Alkışlar tekrar ve tekrar yükseldi kıvırcık doktorun kulağında, gözleri parlıyordu.
Ne zamandır başhekim olmayı bekliyordu ama böyle bir ortamda teklif geleceğini hiç düşünmemişti. Ona bakıp gülümseyen doktorlara baktı doktor, ardından siyahlı katiline, ve en sonunda Chan'a. Sahneye çıkmasını bekliyordu Chan fakat heyecandan çıkamıyordu. Sonunda Changbin onu dürttüğünde hatırladı ve asil yürüyüşüyle sahneye çıktı. Heyecanlıydı, oldukça heyecanlıydı. Herkes gülümsüyordu ona, yalnız hissettiği bu şehirde sevildiğini anlıyordu yavaş yavaş, birde katilin ona bakıp sırıtan yüzünü görünce duyguları kabarıyordu.
Mikrofonu Chan'dan aldı ve başladı konuşmaya.

"Bunun böyle bir yerde teklif edileceğini hiç düşünmemiştim, biraz heyecanladım kusura bakmayın. Hastanemizi en iyi şekilde hizmete sunmaya devam ediyoruz, emeklerimizin karşılığınıda alıyoruz. Bana başhekimliği layık gördüğünüz için çok teşekkür ederim, tabikide böyle güzel bir teklifi reddedemem, mutluluk ve gurur duyarım."
Bu sefer daha güçlü bir alkış sesi duydu, bu gerçekten çok yüksekti. Çok mutluydu o an, tarif edemeyecek kadar mutluydu.
_______________________________
Açılış bitmiş, herkes evlerine dönmüştü, Jisung biraz içkiden dolayı sarhoş olduğundan dolayı Jake getirmişti onu eve, ve şimdi oturmuş sohbet ediyorlardı, sohbet edemeyecek kadar sarhoş değildi doktor.
Şimdi tamda sırasıydı soru sormanın, ne kadar doktorun vereceği cevaptan korksada soracaktı, daha fazla kendine acı çektirmek istemiyordu, kabullenip vazgeçecekti belkide.

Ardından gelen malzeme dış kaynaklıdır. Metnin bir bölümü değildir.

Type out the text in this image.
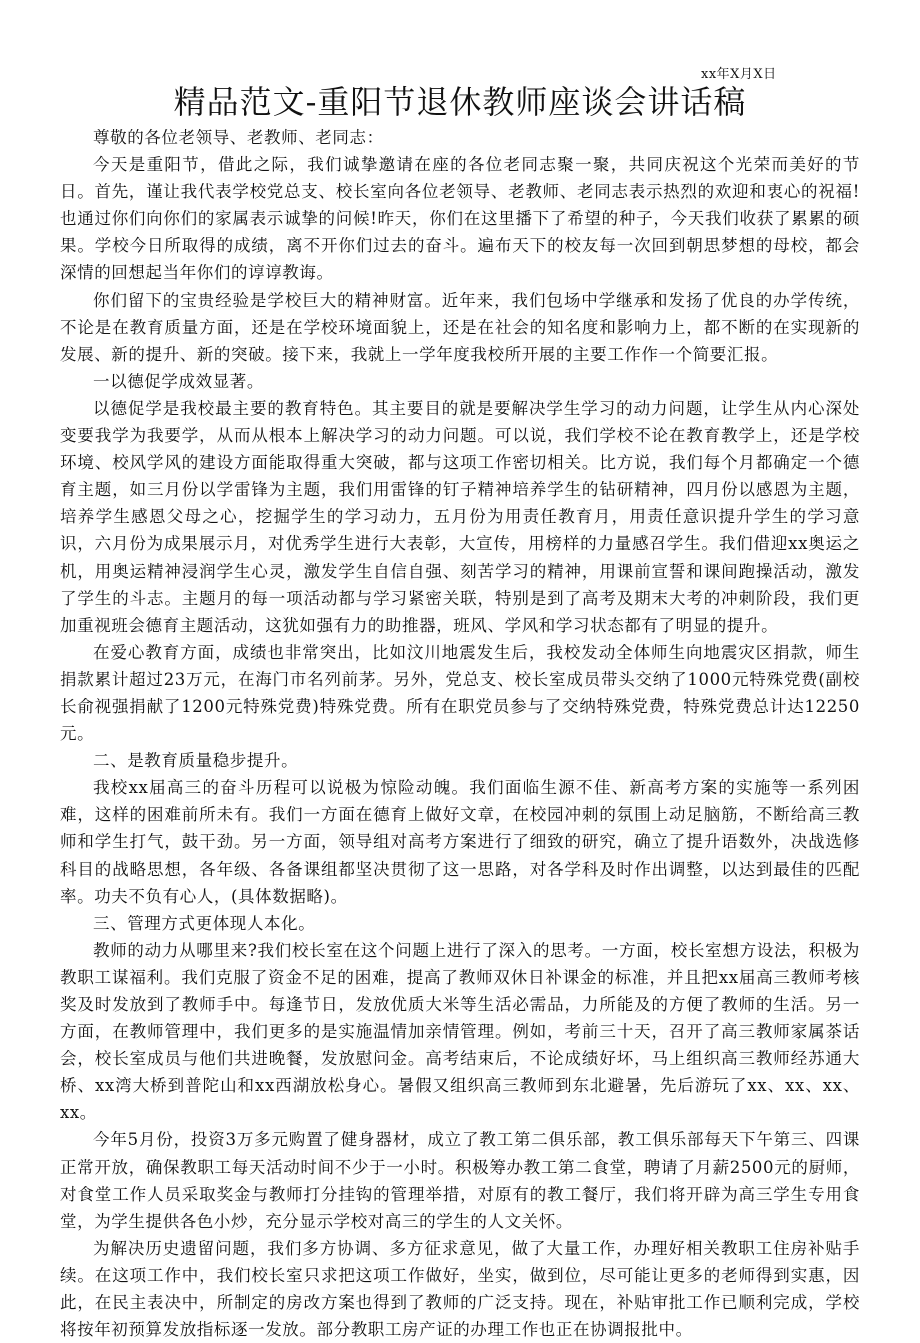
xx年X月X日
精品范文-重阳节退休教师座谈会讲话稿

尊敬的各位老领导、老教师、老同志：

今天是重阳节，借此之际，我们诚挚邀请在座的各位老同志聚一聚，共同庆祝这个光荣而美好的节日。首先，谨让我代表学校党总支、校长室向各位老领导、老教师、老同志表示热烈的欢迎和衷心的祝福!也通过你们向你们的家属表示诚挚的问候!昨天，你们在这里播下了希望的种子，今天我们收获了累累的硕果。学校今日所取得的成绩，离不开你们过去的奋斗。遍布天下的校友每一次回到朝思梦想的母校，都会深情的回想起当年你们的谆谆教诲。

你们留下的宝贵经验是学校巨大的精神财富。近年来，我们包场中学继承和发扬了优良的办学传统，不论是在教育质量方面，还是在学校环境面貌上，还是在社会的知名度和影响力上，都不断的在实现新的发展、新的提升、新的突破。接下来，我就上一学年度我校所开展的主要工作作一个简要汇报。

一以德促学成效显著。

以德促学是我校最主要的教育特色。其主要目的就是要解决学生学习的动力问题，让学生从内心深处变要我学为我要学，从而从根本上解决学习的动力问题。可以说，我们学校不论在教育教学上，还是学校环境、校风学风的建设方面能取得重大突破，都与这项工作密切相关。比方说，我们每个月都确定一个德育主题，如三月份以学雷锋为主题，我们用雷锋的钉子精神培养学生的钻研精神，四月份以感恩为主题，培养学生感恩父母之心，挖掘学生的学习动力，五月份为用责任教育月，用责任意识提升学生的学习意识，六月份为成果展示月，对优秀学生进行大表彰，大宣传，用榜样的力量感召学生。我们借迎xx奥运之机，用奥运精神浸润学生心灵，激发学生自信自强、刻苦学习的精神，用课前宣誓和课间跑操活动，激发了学生的斗志。主题月的每一项活动都与学习紧密关联，特别是到了高考及期末大考的冲刺阶段，我们更加重视班会德育主题活动，这犹如强有力的助推器，班风、学风和学习状态都有了明显的提升。

在爱心教育方面，成绩也非常突出，比如汶川地震发生后，我校发动全体师生向地震灾区捐款，师生捐款累计超过23万元，在海门市名列前茅。另外，党总支、校长室成员带头交纳了1000元特殊党费(副校长俞视强捐献了1200元特殊党费)特殊党费。所有在职党员参与了交纳特殊党费，特殊党费总计达12250元。

二、是教育质量稳步提升。

我校xx届高三的奋斗历程可以说极为惊险动魄。我们面临生源不佳、新高考方案的实施等一系列困难，这样的困难前所未有。我们一方面在德育上做好文章，在校园冲刺的氛围上动足脑筋，不断给高三教师和学生打气，鼓干劲。另一方面，领导组对高考方案进行了细致的研究，确立了提升语数外，决战选修科目的战略思想，各年级、各备课组都坚决贯彻了这一思路，对各学科及时作出调整，以达到最佳的匹配率。功夫不负有心人，(具体数据略)。

三、管理方式更体现人本化。

教师的动力从哪里来?我们校长室在这个问题上进行了深入的思考。一方面，校长室想方设法，积极为教职工谋福利。我们克服了资金不足的困难，提高了教师双休日补课金的标准，并且把xx届高三教师考核奖及时发放到了教师手中。每逢节日，发放优质大米等生活必需品，力所能及的方便了教师的生活。另一方面，在教师管理中，我们更多的是实施温情加亲情管理。例如，考前三十天，召开了高三教师家属茶话会，校长室成员与他们共进晚餐，发放慰问金。高考结束后，不论成绩好坏，马上组织高三教师经苏通大桥、xx湾大桥到普陀山和xx西湖放松身心。暑假又组织高三教师到东北避暑，先后游玩了xx、xx、xx、xx。

今年5月份，投资3万多元购置了健身器材，成立了教工第二俱乐部，教工俱乐部每天下午第三、四课正常开放，确保教职工每天活动时间不少于一小时。积极筹办教工第二食堂，聘请了月薪2500元的厨师，对食堂工作人员采取奖金与教师打分挂钩的管理举措，对原有的教工餐厅，我们将开辟为高三学生专用食堂，为学生提供各色小炒，充分显示学校对高三的学生的人文关怀。

为解决历史遗留问题，我们多方协调、多方征求意见，做了大量工作，办理好相关教职工住房补贴手续。在这项工作中，我们校长室只求把这项工作做好，坐实，做到位，尽可能让更多的老师得到实惠，因此，在民主表决中，所制定的房改方案也得到了教师的广泛支持。现在，补贴审批工作已顺利完成，学校将按年初预算发放指标逐一发放。部分教职工房产证的办理工作也正在协调报批中。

"Bugün, o siyahlı adamı gördüm, geçen günlerdede görmüştüm. Sanırım bayağı yakınsınız, hep yanında görüyorum onu."
Sıcak kahvesini içerken sorulan soruya karşılık yanındaki çocuğa bakmıştı doktor, evin manzaralı balkonunda otururken gözünü manzaradan çekmek çok zordu.

"Ha o mu, bir arkadaşım."
"Sadece arkadaşın mı, sanki sevgilin gibi duruyordu."
Kaşlarını çattı doktor. "Hayır, değiliz tabikide. Bazen öyle şakasına yanlış anlaşılabilecek şakalar yapabiliyor."
Kafa salladı Jake. Hep böyle diyordu zaten o adam konusunda. Aslında daha fazla üstüne gitmek istemiyordu doktorun fakat daha soracağı sorular vardı.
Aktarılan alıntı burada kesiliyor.